Does the USB port on the MXT115 charge devices?
Yes. The MXT115 has a USB charging port that draws from the radio's 12V vehicle connection. It charges phones, GPS units, and other USB-powered devices without needing a separate charger in the vehicle. This is a genuine convenience for overlanders and campers who want to simplify what's running off their 12V system.
Is the MXT115 worth buying if the MXT500 costs $170-250 more?
It depends on your use case. For campground loops and trail convoys where everyone is within a few miles, the MXT115's 15W is enough and the savings are real. For serious off-road use, long-distance ranch communication, or situations where you need to hit a distant repeater reliably, the MXT500's 50W and magnetic mount antenna are worth the extra cost.
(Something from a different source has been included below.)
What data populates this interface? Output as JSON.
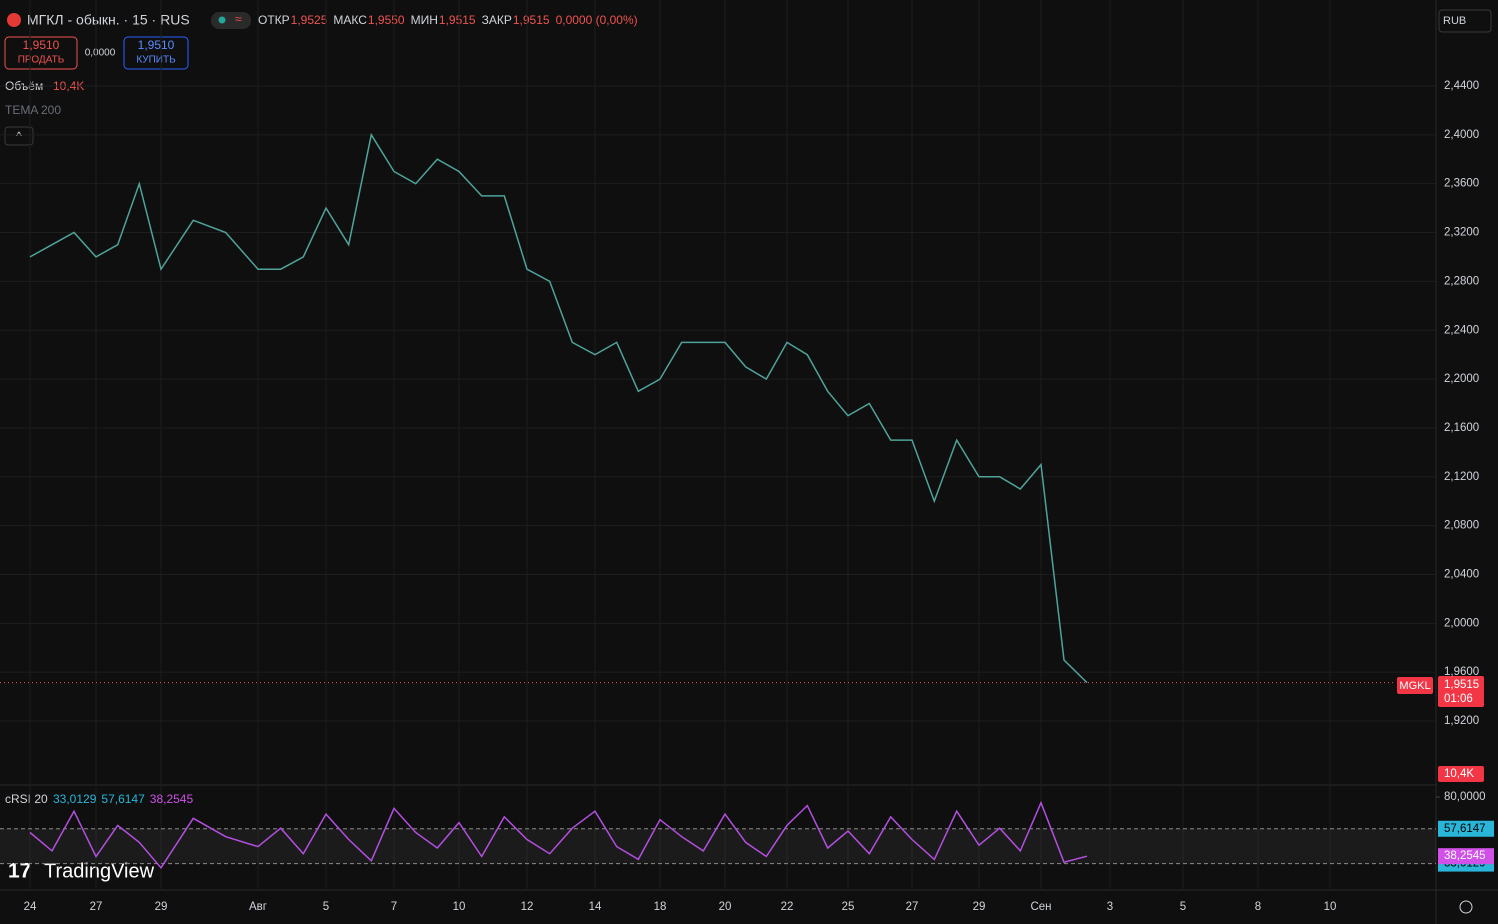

If you're on the fence, the MXT500 is the better long-term investment for most buyers.
Can the MXT115 communicate with FRS handhelds?
Yes, on the shared GMRS/FRS channels (1–7). FRS handhelds transmit at up to 2W; the MXT115 can receive them easily and transmit back on those shared channels. For channels 8–14 and the repeater channels 15–22 (dedicated GMRS), FRS-only handhelds won't receive your transmissions. For reliable group communication, everyone in the group should be on GMRS-licensed radios.